Issa Rae is Creator, Executive Producer and star of Insecure
I was complaining so much on my blog about what I wasn't seeing. Why can't we just have regular black people on screen? And an internet commenter said: "Why don't you do something?"
So even though I'd never made a TV show before, I started out with my web show Awkward Black Girl. I don't want to portray black people being overly dramatic: the violence, or 'the hood', or a slave story. I just want to tell the regular stories. Because that is my life, and my friends.
This show will not encapsulate the entire black experience, every person is not going to relate to it, and that's fine with me.The title came from the perception that black people and characters are always flawless or fierce or superheroes and magic. What about the rest of us who are none of those things?
The journey to get this show to television has been a rough one, but since the show has been picked up, it's been easier. Our director Melina Matsoukas [who also directed Beyoncé's Formation video] is amazing and has really heightened the show.
Insecure is on Tuesdays at 10.45pm on Sky Atlantic.

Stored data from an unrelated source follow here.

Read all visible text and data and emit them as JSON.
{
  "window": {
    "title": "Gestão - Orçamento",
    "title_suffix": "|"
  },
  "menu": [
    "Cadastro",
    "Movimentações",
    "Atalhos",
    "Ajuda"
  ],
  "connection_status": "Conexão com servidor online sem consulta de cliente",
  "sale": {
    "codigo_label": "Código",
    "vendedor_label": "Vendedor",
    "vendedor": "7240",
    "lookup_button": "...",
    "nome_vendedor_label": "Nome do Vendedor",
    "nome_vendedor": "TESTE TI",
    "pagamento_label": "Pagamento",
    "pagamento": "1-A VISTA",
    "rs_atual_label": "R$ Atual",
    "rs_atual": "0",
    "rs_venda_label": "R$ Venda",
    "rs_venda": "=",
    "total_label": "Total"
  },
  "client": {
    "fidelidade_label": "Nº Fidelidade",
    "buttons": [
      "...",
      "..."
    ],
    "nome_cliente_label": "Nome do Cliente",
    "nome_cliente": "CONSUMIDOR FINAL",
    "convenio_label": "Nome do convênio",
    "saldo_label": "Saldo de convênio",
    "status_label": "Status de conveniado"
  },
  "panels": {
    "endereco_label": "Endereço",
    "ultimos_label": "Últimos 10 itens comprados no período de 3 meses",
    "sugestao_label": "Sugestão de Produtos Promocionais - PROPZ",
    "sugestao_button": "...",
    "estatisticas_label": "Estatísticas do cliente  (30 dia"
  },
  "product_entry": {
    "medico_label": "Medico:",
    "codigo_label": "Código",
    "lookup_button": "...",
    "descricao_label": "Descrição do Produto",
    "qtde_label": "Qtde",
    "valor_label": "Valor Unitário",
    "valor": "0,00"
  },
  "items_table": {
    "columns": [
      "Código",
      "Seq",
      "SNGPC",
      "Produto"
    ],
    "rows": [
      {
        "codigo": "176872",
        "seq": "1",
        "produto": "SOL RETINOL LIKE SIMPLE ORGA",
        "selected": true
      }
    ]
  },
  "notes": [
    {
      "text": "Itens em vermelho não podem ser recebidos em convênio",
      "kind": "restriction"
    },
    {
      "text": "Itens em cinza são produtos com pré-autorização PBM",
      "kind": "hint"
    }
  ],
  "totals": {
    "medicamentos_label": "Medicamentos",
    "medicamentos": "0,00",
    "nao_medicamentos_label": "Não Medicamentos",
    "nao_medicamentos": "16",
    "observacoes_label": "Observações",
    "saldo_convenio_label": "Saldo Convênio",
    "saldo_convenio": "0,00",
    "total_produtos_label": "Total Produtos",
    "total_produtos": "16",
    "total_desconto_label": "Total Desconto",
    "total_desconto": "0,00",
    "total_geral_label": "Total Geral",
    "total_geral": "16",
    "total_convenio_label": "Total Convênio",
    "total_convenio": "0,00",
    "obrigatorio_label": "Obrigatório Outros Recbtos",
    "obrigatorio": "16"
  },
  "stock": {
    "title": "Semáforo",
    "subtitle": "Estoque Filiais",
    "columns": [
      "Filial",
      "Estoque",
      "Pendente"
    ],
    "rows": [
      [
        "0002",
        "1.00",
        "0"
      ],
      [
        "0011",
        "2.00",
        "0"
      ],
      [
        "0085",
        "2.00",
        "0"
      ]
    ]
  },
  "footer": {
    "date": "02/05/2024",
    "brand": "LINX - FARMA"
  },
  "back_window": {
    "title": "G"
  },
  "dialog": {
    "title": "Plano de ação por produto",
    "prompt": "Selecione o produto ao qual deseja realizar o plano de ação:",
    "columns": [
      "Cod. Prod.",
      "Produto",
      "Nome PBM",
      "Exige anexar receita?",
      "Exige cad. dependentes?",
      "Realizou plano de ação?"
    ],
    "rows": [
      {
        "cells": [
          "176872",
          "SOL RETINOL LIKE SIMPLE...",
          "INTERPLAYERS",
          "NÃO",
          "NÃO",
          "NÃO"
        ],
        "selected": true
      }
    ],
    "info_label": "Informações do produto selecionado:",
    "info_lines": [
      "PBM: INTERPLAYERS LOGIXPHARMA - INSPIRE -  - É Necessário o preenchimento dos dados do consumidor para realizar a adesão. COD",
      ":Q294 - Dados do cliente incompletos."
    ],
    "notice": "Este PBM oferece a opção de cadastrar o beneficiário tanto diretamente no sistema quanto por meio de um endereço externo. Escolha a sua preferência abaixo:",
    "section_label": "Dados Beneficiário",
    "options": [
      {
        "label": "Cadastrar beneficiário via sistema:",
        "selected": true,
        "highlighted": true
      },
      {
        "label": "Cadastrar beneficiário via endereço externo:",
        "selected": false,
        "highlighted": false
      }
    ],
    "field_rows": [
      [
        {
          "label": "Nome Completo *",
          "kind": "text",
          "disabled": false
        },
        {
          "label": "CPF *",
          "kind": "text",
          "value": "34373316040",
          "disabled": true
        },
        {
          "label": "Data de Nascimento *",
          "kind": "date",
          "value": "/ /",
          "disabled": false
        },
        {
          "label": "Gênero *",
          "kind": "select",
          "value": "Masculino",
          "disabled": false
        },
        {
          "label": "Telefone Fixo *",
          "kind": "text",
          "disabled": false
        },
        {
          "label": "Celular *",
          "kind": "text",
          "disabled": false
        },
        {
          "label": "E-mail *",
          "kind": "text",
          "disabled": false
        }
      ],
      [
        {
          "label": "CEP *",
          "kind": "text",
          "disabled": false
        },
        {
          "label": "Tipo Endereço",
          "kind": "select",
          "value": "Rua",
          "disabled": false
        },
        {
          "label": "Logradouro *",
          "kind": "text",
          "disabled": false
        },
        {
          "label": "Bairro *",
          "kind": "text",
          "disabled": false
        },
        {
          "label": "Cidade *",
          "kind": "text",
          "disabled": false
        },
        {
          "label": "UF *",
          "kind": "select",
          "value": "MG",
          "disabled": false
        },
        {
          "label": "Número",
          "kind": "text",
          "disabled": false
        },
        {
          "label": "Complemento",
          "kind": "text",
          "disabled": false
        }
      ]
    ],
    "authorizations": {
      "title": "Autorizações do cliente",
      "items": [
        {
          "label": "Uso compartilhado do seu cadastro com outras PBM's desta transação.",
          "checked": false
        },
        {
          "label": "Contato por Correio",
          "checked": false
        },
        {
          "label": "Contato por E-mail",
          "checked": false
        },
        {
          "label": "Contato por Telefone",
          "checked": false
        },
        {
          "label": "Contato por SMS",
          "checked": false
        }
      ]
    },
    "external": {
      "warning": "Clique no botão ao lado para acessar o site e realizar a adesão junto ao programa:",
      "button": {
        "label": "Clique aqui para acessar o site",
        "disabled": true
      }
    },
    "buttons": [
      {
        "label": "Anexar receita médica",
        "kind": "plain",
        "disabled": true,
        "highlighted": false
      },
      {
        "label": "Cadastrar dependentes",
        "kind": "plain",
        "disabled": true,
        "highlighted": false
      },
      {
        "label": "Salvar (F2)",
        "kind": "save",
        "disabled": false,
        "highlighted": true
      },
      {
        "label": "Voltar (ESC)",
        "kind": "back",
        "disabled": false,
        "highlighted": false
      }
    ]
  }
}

Faye Dorn is executive producer of Fortitude
I came to this project straight from maternity leave, so I was a bit nervous about having a little child and not being able to be out on productions all the time.
Luckily, Fortitude is mostly shot in London, with a bit in Iceland. I started 12 years ago, right at the bottom as a receptionist for a small production company that grew. My two male bosses really nurtured me, so in that regard I would like to say that I haven't faced any sexism, but of course I have. I'm quite young-looking, although I've just turned 35.
Recently, a male actor humiliated me. "You're the exec producer? How old are you?" I just wound him up and said: "I'm 21." He said: "Do you have family in the industry?" assuming I had got my job through nepotism. I said: "No," and he said: "Well, what university did you go to?" and I said: "Sussex," and he was like: "Oh, OK so she's not the genius."
I like to think of myself as a real champion of women. Of the directors I hired, 50% were women.
Fortitude season 1 is available on Sky Box Sets now and will return in the New Year.
Academy Award-winning Catherine Martin is Executive Producer and Production Designer on The Get Down
I oversaw the set and costume design and was involved in the visual effects. I'm also there to facilitate people's access to my husband Baz [Luhrmann, the director].
There's a lot of stuff you can find about disco in the late '70s. We met Diane von Furstenberg and she was very helpful about that whole world of Studio 54. In terms of the hip-hop part of the show, we got that through research.
A lot of the clothes are custom made, because you're not going to find the perfect, disco pimp suit in a vintage shop.
The Get Down part 1 is on Netflix now.
Sarah Treem is show-runner on The Affair
When I joined the first season of House Of Cards as a writer, no-one thought it was going to be a big deal.
I got pregnant the first year we were shooting. I was just like: "I can't get myself back to shooting in Baltimore after this," so I wrote The Affair pilot. I was looking for a way out.
Fundamentally, show-running is being a writer. But it's a steep learning-curve. If you talked to people who worked with me in that first year, they'd say I was an unmitigated disaster, but we won the Golden Globe and
the show came out well.
I had to learn how to run this organisation of 150 people with millions of dollars on the line. I had to talk to a management consultant, I had to make a lot of mistakes, I had to basically grow up.
On season two, I deliberately filled the writers' room with friends. It gets to a very intimate place where I'm asking everybody to reveal their secret shame and I felt like the people I'd known for a long time could give me the benefit of the doubt when I started to fall apart.
I have a group of people who've known me for a long time, who are like: "She's not inherently an asshole, she's just having a hard week."
The Affair season 3 returns to Sky Atlantic at 10pm on 20 November.